Stem Cells for Traumatic Brain Injury: Can They Make a Difference?
Stem cells have been capturing the attention of researchers and medical experts for some time now, and for good reasons. As a major contender in the world of regenerative medicine, these cells have the unique ability to regenerate, reproducing more cells just like themselves. Plus, they can also transform into specialized cells with unique functions, such as blood, brain, or nerve cells. In the stomach and skin, stem cells work consistently at renewal and restoration. In other areas, such as the brain, other processes are involved in regeneration.
While experts are still working to understand the full potential that stem cells hold, early research has already uncovered remarkable potential for these powerful agents. In particular, two neurology experts at Pacific Neuroscience Institute have embarked on a clinical trial to study the effects of stem cell therapy following traumatic brain injury (TBI). Participants must have had chronic motor deficits for at least a year after sustaining TBI.
The Challenges of Traumatic Brain Injuries
Roughly 2.5 million individuals are estimated to suffer TBI each year in the U.S. alone. It makes up nearly a third of all injury-related fatalities, and can occur as a result of concussions, contusions, and penetration (i.e., a bullet wound). When TBI occurs, the
blood cancer bone marrow transplant flow to the brain is disrupted, leading to the death of brain cells (neurons). Neurons can’t regenerate or repair themselves on their own, and as a result, other parts of the body are affected. Many people suffer lasting disabilities from TBI.

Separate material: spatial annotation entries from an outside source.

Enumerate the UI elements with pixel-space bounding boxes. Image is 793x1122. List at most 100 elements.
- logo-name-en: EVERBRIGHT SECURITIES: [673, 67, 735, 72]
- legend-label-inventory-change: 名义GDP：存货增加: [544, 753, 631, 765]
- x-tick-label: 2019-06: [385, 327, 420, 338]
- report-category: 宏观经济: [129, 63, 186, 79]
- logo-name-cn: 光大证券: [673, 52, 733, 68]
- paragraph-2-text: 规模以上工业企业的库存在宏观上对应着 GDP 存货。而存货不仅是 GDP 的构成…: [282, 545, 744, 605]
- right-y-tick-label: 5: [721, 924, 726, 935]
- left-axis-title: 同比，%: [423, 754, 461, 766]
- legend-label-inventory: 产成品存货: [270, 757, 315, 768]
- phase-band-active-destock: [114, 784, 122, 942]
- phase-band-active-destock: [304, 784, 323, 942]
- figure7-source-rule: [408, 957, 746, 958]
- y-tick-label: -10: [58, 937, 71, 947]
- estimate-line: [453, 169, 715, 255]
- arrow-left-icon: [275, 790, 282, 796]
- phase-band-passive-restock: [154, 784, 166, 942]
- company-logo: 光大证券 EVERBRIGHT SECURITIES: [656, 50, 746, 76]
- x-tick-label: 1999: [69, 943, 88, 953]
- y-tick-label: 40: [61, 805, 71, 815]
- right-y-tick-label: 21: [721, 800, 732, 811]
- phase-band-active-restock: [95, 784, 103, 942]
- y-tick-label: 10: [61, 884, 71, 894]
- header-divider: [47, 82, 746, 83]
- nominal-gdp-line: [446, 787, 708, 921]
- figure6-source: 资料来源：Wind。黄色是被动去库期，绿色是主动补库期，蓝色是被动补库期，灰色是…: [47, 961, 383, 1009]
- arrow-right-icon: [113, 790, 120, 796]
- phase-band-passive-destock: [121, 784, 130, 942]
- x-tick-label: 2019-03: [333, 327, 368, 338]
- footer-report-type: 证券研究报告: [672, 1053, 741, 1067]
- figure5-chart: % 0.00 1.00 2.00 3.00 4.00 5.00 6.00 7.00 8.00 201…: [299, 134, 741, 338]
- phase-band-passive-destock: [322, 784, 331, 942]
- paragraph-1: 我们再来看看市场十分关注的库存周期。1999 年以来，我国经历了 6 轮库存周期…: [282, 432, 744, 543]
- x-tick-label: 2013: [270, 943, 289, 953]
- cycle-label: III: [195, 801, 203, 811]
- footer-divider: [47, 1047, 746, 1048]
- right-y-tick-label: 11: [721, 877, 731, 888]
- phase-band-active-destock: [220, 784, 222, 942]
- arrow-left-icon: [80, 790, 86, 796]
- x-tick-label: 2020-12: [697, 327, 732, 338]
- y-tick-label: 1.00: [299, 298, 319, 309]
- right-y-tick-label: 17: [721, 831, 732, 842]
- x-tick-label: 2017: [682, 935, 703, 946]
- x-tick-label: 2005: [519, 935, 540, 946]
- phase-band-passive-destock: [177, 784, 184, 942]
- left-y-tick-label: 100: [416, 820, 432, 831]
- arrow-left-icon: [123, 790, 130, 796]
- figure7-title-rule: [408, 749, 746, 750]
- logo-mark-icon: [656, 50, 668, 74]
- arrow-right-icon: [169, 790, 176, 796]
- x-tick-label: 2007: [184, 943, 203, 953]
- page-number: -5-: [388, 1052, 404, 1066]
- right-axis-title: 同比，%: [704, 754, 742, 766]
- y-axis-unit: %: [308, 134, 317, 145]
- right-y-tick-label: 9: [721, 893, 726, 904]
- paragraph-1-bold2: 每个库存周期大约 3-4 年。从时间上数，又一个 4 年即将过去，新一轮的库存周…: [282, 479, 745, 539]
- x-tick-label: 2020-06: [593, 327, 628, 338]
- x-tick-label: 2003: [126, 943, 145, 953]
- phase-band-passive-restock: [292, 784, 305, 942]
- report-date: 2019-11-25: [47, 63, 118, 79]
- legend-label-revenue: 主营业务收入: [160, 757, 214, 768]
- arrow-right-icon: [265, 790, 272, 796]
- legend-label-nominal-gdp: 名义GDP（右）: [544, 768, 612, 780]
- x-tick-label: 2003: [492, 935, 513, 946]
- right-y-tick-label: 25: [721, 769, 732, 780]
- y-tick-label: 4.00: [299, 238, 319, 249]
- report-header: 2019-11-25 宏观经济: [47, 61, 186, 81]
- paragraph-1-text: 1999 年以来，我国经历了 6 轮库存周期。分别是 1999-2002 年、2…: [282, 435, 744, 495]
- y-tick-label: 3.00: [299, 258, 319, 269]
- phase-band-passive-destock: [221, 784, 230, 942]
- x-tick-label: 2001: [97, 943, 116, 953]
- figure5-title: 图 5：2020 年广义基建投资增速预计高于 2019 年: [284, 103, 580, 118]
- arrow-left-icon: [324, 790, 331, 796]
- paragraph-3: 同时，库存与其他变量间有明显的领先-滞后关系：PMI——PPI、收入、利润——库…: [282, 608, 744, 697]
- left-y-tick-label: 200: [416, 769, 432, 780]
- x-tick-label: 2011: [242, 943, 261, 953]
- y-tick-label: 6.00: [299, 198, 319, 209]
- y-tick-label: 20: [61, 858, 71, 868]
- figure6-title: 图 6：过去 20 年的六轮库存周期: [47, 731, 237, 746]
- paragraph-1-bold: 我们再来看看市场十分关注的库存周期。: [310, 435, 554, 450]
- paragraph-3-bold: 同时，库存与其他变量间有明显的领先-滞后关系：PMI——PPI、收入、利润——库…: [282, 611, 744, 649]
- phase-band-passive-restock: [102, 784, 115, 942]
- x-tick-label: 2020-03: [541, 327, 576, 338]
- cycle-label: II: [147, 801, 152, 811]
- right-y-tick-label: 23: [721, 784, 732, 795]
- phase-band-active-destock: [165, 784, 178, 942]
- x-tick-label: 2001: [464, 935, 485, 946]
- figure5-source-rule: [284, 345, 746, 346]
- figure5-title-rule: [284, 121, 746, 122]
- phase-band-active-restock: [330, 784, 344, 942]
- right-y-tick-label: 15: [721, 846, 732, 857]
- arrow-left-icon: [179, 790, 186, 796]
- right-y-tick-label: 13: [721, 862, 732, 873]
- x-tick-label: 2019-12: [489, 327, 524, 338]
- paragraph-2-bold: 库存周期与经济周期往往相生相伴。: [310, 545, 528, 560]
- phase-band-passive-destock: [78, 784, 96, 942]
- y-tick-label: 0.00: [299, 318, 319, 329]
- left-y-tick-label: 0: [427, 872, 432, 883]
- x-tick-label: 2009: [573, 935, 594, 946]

Treating Traumatic Brain Injury with Stem Cells
In the clinical trial, researchers will use bone marrow-derived modified stem cells. They’ll be delivered to the patients using minimally invasive neurosurgery, with the guidance of computer imaging to be strategically inserted at the site of the damage. The goal is to reverse the damage caused by TBI, such as immobilization of limbs.
Experts are hopeful that, with the stem cells’ beneficial healing properties, patients will witness measurable improvements following brain injury. Promising results have already been published after stem cells have been used to promote healing in other conditions, such as heart attack recovery. There have also been noteworthy results in clinical trials for stroke treatment. For instance, patients whose limbs were immobilized following a stroke were able to lift their arms after receiving stem cell therapy.
While there is still more research to be done, as experts explore new frontiers in stem cell therapy, it’s possible that minimally invasive yet powerful regenerative treatments will continue to emerge, helping to restore quality of life for people with TBI and similar conditions.
This post was written by Becky Palmer, a medical professional at Stemedix Inc. At Stemedix we provide access to Regenerative Medicine for traumatic brain injury, also known as stem cell therapy for traumatic brain injury. Regenerative medicine has the natural potential to help improve symptoms sometimes lost from the progression of many conditions.